Google+ for Higher Ed
September 17, 2013
MIT has a large Google+ following, to its main page as well as its many departments, e.g.,: Alumni Association, Computer Science and Artificial Intelligence Laboratory, Center for Civic Media, MIT Energy Initiative, and Earth, Atmospheric, and Planetary Sciences. Earlier this month, those of us who manage Google+ pages and communities for MIT departments met via Hangout with Amelia Muller of Google+ Community Partnerships. We discussed ways to go beyond "just posting news" on Google+:
- Profiles. Faculty, researchers, students, alumni, and administrators can share their research and passions in the field through personal profiles and may link to/mention the MIT page. For example, Hiroshi Ishii, Bradley Horowitz, Joichi Ito, John Baez, and Amy Robinson have Google+ profiles.
- Organize with Circles. Use circles to organize other organizations on Google+. "Circles are the organizing principle of Google+." - Amelia Muller
- Google Hangouts. Involve up to 10 different screens at once. Screens do not necessarily have a one-to-one correlation with people, but can mean more than ten people, even ten groups.
- Hangouts office hours. Get questions answered in real time. Students, professors, or administrators don't have to travel, and don't have to go to the office if it isn't convenient.
- Hangouts On Air. Announce discoveries and discuss these advancements in a Hangout On Air. Go beyond Google+; promote it on YouTube and embed on your website. This means people without a Google account can watch.

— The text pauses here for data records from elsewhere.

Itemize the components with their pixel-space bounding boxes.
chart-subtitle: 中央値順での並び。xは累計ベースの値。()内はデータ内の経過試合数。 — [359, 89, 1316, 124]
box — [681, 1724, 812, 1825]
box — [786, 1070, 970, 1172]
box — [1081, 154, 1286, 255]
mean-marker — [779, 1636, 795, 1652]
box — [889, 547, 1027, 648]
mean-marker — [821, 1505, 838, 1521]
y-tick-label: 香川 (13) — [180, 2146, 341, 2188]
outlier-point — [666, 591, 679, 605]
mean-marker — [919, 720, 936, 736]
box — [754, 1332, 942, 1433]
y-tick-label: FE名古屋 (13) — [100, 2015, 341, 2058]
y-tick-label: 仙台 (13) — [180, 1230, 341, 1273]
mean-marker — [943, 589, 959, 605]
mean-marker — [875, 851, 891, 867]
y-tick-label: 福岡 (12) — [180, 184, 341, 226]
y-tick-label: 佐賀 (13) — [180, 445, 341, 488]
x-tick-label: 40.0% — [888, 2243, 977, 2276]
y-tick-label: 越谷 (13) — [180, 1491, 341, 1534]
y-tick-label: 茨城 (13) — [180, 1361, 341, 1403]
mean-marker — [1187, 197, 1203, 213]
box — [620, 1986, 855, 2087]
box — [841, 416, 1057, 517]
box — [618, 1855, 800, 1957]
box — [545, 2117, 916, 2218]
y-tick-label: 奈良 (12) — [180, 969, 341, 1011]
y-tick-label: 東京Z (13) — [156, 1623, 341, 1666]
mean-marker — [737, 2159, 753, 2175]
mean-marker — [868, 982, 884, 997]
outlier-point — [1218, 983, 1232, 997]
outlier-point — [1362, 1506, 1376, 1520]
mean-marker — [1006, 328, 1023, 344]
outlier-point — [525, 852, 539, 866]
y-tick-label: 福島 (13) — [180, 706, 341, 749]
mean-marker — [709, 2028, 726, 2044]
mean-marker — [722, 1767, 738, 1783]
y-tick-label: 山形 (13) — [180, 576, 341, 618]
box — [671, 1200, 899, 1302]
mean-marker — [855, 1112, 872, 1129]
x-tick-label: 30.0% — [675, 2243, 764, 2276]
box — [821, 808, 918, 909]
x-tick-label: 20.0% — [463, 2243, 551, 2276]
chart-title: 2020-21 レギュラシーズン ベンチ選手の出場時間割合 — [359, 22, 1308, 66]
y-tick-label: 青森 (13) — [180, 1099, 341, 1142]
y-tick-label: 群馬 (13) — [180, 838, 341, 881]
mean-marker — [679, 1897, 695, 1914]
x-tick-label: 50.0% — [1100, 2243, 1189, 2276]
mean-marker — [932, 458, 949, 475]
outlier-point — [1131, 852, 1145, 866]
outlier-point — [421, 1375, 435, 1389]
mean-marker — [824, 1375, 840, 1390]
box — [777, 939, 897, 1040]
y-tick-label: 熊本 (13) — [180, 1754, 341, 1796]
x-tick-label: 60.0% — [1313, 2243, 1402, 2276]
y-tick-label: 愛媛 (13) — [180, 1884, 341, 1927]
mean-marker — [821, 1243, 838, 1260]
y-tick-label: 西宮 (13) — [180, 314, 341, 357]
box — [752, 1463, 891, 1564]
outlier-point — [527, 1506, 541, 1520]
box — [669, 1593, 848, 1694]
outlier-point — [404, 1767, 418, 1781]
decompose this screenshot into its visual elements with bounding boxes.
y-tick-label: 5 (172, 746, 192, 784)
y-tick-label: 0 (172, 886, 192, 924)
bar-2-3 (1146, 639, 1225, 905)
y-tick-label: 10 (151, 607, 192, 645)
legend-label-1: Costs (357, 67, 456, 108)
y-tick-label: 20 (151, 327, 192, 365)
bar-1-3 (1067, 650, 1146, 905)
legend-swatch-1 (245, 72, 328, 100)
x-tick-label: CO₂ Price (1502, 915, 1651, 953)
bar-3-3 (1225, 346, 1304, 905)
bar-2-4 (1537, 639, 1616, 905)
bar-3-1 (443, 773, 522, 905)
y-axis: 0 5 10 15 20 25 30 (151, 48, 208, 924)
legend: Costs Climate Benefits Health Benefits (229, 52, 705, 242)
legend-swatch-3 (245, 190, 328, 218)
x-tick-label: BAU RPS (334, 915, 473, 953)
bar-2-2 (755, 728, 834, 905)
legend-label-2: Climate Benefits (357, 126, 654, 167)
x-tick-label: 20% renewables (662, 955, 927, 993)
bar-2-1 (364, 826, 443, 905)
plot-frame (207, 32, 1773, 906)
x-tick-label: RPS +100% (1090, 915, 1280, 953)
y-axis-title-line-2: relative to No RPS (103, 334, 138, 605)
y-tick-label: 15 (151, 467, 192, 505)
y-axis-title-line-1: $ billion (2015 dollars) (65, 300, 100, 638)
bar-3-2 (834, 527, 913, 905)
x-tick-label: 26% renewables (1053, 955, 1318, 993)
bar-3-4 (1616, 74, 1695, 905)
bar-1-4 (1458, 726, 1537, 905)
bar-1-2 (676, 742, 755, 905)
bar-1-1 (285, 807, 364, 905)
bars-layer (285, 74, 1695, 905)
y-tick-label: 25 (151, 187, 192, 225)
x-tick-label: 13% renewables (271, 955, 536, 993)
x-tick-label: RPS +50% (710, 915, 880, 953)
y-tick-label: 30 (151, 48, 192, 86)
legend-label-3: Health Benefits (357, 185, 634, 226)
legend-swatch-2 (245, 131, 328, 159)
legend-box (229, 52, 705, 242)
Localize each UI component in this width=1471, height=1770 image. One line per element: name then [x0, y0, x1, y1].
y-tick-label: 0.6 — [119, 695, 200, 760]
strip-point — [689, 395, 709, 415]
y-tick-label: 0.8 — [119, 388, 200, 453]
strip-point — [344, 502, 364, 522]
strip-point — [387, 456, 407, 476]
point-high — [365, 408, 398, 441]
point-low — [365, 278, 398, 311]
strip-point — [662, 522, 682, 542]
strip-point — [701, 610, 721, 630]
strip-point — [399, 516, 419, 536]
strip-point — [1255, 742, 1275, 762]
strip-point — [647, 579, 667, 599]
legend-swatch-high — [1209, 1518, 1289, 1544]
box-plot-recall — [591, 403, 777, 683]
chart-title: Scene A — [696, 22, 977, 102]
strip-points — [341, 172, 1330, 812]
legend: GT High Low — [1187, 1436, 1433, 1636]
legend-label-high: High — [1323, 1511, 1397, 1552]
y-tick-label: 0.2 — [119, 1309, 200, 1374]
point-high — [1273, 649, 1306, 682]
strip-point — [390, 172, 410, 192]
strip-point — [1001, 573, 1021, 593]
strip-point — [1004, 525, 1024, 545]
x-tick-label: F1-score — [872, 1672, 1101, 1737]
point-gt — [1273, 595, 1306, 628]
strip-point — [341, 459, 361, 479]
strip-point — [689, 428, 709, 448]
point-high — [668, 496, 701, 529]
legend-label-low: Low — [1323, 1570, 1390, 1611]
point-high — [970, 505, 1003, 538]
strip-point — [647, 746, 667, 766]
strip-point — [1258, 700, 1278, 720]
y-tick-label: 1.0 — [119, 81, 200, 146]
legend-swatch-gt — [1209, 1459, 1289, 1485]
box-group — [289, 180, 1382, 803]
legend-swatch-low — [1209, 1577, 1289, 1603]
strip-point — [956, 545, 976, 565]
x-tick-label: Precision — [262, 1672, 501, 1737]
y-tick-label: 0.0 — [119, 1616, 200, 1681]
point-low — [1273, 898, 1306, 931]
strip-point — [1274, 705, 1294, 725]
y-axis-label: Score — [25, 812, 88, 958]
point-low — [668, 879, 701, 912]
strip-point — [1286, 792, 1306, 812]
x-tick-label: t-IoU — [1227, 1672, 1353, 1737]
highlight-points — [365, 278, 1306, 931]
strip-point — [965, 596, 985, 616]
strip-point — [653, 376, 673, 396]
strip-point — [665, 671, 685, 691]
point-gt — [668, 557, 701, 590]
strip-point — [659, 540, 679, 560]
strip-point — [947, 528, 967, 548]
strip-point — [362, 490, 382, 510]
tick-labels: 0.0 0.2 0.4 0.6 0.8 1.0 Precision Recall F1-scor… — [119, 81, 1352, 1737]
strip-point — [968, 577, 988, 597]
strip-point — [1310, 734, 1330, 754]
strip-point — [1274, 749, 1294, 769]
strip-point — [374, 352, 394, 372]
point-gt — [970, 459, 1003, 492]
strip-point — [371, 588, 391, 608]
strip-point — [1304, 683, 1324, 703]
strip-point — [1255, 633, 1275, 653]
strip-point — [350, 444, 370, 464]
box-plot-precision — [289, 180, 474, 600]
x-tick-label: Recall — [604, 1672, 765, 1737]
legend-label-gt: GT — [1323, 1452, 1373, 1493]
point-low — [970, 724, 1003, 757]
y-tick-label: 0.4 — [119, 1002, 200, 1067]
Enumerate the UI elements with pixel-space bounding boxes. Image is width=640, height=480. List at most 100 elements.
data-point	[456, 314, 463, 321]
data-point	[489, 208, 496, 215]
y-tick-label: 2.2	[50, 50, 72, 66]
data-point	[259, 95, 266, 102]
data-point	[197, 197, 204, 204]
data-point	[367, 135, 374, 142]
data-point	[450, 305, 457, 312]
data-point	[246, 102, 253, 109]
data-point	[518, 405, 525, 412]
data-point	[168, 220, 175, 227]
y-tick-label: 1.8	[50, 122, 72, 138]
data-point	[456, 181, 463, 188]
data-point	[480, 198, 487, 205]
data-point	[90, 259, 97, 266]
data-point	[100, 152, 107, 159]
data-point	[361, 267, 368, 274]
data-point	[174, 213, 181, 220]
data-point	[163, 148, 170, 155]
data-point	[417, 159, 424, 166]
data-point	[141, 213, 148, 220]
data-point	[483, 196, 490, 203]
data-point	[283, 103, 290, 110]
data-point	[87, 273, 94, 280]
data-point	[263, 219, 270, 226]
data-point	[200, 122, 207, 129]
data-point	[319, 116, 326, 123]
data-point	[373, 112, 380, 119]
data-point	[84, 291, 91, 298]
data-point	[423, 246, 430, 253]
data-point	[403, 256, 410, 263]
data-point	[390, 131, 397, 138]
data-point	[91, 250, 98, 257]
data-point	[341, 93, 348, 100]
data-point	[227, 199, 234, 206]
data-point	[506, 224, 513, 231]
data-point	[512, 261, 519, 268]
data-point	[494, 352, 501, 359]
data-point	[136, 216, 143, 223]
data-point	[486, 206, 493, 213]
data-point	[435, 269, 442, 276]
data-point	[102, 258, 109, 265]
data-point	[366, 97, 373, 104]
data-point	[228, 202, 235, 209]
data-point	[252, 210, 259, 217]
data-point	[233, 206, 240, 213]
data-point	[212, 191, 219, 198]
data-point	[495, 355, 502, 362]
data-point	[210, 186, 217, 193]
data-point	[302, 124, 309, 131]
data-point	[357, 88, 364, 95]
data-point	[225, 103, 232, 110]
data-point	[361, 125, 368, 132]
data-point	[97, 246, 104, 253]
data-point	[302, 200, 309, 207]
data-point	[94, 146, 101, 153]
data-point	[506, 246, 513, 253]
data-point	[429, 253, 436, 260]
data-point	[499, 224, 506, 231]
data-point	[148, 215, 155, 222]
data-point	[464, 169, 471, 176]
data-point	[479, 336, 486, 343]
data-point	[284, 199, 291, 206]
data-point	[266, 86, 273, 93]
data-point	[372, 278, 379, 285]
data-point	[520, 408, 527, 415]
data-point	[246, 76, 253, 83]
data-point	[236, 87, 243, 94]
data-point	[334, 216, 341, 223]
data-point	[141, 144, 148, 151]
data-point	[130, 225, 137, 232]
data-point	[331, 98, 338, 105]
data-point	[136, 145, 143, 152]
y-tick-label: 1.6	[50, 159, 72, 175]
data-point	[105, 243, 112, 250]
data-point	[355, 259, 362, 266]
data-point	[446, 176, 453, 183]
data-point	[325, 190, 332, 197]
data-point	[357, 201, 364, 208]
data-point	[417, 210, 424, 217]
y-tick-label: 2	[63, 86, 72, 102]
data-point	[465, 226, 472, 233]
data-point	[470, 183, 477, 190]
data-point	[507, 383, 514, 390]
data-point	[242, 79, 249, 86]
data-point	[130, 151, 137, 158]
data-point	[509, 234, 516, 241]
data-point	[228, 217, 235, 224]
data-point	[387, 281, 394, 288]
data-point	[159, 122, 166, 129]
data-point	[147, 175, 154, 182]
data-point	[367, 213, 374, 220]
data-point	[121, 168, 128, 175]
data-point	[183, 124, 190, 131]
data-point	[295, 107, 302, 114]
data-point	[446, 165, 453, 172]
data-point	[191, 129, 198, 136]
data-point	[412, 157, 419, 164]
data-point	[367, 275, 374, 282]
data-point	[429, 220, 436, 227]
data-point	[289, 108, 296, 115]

- Events. Collect photos, videos, comments in one place as the event is happening. Ask for questions to be submitted beforehand. Turn on Party Mode on your Android phone, and any photo you take during that span of time is uploaded to the event page.
- Class-based communities. Sections of a course can have their own communities on Google+ for discussing homework, tests, problem sets, etc. This allows for discussions and a blended learning experience.
- Topic-based communities. Got some science news? Don't just post it to your wall. Post it in a topic community with a self-selected audience. For example, Amy Robinson posted about MIT researchers in the Science on Google+ Community.
- Event-based communities. Before the event, participants can join a Google+ community and introduce themselves. Events may include scavenger hunts and other online activities that reinforce and augment engagement during the in-person event, merging the in-person and digital experiences. Follow-up for an event: communities are a destination for that back-and-forth dialogue.
- Hashtags. Generally, look for hashtags that are trending on Google+ and then post. Try #ThrowbackThursday with retro photos from campus.
- College athletics. Integrate Google+ into promotion. Use events for Homecoming game, watch from home, hangout with star players and coaching staff, etc.
- Alumni conversations. Alumni can use private hangouts to interview students for admissions and host mentoring sessions.